Co-Enrichment of Proteins in Extracellular Vesicles

Abstract

Extracellular vesicles (EVs) are cell-derived secretions that mediate tissue homeostasis and intercellular communication through their diverse cargos, such as proteins. Distinct EV biogenesis pathways suggest specific association and co-enrichment of proteins sharing a biogenesis pathway, and non-association and co-depletion of proteins segregated into distinct pathways. Yet these associations elude conventional protein expression or co-expression measurements.
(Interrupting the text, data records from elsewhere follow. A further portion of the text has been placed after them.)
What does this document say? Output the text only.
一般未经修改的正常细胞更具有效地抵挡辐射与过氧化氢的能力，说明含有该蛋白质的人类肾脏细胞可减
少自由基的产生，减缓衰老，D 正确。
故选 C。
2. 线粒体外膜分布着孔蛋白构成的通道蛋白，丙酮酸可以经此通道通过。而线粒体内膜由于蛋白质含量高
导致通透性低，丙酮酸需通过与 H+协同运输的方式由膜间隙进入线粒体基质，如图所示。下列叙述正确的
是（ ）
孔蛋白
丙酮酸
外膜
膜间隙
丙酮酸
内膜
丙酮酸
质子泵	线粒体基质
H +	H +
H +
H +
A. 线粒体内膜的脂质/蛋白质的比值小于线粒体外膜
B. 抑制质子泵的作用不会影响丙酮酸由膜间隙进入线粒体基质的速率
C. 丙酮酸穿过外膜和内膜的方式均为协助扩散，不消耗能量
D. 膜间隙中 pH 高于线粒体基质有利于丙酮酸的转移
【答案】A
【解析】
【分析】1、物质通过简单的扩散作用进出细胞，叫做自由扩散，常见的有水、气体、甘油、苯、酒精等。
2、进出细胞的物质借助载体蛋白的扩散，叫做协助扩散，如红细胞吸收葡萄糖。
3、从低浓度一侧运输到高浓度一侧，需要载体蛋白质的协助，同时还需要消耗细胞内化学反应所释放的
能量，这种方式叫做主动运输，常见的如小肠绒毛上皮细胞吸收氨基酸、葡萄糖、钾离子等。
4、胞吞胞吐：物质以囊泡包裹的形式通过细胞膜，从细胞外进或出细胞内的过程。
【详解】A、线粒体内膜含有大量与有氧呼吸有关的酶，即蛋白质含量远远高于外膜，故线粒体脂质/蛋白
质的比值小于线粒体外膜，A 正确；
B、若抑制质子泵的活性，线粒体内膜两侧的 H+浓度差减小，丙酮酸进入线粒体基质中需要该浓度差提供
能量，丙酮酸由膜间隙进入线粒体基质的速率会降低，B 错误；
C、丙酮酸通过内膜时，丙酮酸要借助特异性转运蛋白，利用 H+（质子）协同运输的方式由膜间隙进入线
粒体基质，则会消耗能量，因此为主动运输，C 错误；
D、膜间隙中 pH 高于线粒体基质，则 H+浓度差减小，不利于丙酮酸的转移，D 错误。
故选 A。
Here, we propose and define pairwise protein co-enrichment (CoEn) to quantify whether a given protein is co-enriched or co-depleted with another protein relative to its overall expression. We measure CoEn, and differential CoEn (dCoEn) between a stimulus and a reference condition, of up to 240 protein pairs in EVs using antibody microarrays. We validate CoEn by modulating well-known EV biogenesis pathways, and find that dCoEn quantifies expected changes between perturbed and reference conditions while uncovering new ones; CoEn and dCoEn in three model cell lines and parental and organotropic breast cancer progeny cell lines reveals both preserved and variable CoEn that may warrant further studies. Collectively, our result suggest that CoEn reflects and illuminates cell physiology and EV biogenies, is readily measurable, and could further serve as quality control in EV biomanufacturing as well as underpin new EV biomarkers.